От нетерпения хоть гарцуй на месте.

Так вперед же! Сегодня ее день!

Глава 18

Тем утром, стоя возле окошка регистрации ходатайств на первом этаже Дворца правосудия по адресу Макаллистер-стрит, строение 400, Юки вдруг вспомнила, что пресловутый процесс О'Мара против муниципального госпиталя должен вот-вот начаться.

Живший в ней адвокат страстно мечтал посмотреть на это зрелище.

Она кинула взгляд на часы, сторонкой обошла раздраженную толпу в холле и решительным шагом двинулась вверх по лестнице.

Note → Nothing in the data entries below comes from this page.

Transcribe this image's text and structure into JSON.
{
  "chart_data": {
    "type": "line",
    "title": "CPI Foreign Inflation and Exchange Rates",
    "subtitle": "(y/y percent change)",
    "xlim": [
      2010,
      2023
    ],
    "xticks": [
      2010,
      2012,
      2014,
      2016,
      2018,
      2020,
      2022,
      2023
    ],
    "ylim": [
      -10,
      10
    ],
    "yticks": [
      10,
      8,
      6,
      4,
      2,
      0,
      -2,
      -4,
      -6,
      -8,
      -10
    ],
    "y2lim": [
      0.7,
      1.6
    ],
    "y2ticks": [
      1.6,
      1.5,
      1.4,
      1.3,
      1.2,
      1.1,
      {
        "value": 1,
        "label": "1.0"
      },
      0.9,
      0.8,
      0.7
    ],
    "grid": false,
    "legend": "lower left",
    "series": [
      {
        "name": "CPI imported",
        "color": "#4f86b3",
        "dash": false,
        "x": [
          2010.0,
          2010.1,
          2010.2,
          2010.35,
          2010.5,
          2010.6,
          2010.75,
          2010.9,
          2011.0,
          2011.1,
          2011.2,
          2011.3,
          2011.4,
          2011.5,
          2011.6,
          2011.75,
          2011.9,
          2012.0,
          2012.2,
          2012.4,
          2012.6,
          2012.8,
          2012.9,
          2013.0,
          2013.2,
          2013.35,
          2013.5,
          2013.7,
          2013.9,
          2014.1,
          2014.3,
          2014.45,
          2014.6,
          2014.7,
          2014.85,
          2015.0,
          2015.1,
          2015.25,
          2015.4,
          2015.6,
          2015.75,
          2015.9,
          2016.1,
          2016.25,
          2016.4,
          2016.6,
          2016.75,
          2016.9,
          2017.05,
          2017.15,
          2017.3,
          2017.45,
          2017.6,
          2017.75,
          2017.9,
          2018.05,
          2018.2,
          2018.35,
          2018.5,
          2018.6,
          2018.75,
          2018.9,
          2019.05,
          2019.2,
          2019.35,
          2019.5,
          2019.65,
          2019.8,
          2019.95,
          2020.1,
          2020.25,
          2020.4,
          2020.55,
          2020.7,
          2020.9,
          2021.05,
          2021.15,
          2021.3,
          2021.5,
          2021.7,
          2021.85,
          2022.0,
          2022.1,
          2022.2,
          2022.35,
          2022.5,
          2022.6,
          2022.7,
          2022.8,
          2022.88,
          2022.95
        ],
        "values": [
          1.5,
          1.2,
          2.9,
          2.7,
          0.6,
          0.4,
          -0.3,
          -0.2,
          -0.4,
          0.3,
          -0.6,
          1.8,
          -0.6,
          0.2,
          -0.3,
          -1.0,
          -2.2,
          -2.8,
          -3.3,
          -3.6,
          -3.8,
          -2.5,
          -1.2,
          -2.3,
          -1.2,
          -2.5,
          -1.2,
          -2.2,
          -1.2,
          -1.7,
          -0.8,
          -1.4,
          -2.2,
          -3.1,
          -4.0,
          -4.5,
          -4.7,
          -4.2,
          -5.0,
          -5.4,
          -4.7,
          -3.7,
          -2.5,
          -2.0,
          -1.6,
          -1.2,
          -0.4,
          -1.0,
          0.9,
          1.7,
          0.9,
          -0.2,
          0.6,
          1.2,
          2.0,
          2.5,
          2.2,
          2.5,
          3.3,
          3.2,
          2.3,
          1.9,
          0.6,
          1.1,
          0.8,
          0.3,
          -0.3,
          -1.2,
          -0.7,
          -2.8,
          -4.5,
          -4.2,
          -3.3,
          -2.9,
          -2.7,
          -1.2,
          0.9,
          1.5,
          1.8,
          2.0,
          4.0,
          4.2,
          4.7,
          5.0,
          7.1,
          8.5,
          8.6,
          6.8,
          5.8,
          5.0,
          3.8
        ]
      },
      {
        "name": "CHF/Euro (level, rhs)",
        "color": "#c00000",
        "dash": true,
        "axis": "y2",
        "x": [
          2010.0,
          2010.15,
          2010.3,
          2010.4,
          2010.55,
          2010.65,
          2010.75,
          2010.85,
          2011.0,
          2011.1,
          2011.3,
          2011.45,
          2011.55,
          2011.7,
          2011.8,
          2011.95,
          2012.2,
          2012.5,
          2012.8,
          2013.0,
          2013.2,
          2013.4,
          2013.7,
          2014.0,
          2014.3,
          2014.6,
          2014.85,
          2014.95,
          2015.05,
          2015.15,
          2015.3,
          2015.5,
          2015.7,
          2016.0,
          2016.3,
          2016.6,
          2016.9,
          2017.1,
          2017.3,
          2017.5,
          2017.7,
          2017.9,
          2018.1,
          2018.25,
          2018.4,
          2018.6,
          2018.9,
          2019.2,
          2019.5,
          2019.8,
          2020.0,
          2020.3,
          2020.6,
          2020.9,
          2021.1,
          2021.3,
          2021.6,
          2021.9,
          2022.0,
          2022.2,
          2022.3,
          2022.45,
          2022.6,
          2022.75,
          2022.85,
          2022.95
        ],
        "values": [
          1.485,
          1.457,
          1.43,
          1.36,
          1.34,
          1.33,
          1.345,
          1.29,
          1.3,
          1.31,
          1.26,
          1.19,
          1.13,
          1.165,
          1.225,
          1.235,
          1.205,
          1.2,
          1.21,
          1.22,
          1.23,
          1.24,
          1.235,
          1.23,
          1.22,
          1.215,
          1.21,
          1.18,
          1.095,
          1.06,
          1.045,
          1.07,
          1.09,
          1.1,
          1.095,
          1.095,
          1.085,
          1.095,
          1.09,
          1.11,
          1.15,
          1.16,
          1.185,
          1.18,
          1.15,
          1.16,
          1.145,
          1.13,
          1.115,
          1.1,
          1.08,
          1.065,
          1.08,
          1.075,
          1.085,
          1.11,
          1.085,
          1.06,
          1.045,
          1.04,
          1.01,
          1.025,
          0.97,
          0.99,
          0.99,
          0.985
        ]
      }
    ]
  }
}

Добравшись до четвертого этажа, слегка запыхавшаяся, она юркнула в дверь зала судебных слушаний.

И увидела, что на месте судьи-председателя восседает сам Бевинс.

За семидесятилетним Бевинсом закрепилась репутация справедливого, хотя и непредсказуемого судьи, о чем недвусмысленно намекала его седовласая шевелюра, стянутая на затылке в «конский хвост».

Юки пристроилась в свободном кресле неподалеку от двери – и тут заметила темноволосого человека, сидевшего от нее через проход. На нем были слаксы цвета хаки, блейзер поверх розовой сорочки на пуговицах-кнопках и клубный галстук.

Через секунду в голове что-то щелкнуло, и лицо красавчика совместилось с именем. Дернувшись как от удара, Юки поняла, что они знакомы: это же Деннис Гарза, тот самый врач из приемного покоя.

«Ну естественно. Вызвали сюда свидетелем».

В зале поднялся гул. Вышла Морин О'Мара. Стройная высокая женщина, одета в прекрасно сидящую серую деловую двойку от Армани, черные туфли, каблук низкий. Хм-м… Четко выраженные, запоминающиеся черты лица и на редкость замечательные волосы: темно-рыжая копна… Даже не так – стекающая по плечам грива, готовая взметнуться волной, стоит только повернуть голову. Именно этот картинный прием О'Мара тут же продемонстрировала. Ну-ну…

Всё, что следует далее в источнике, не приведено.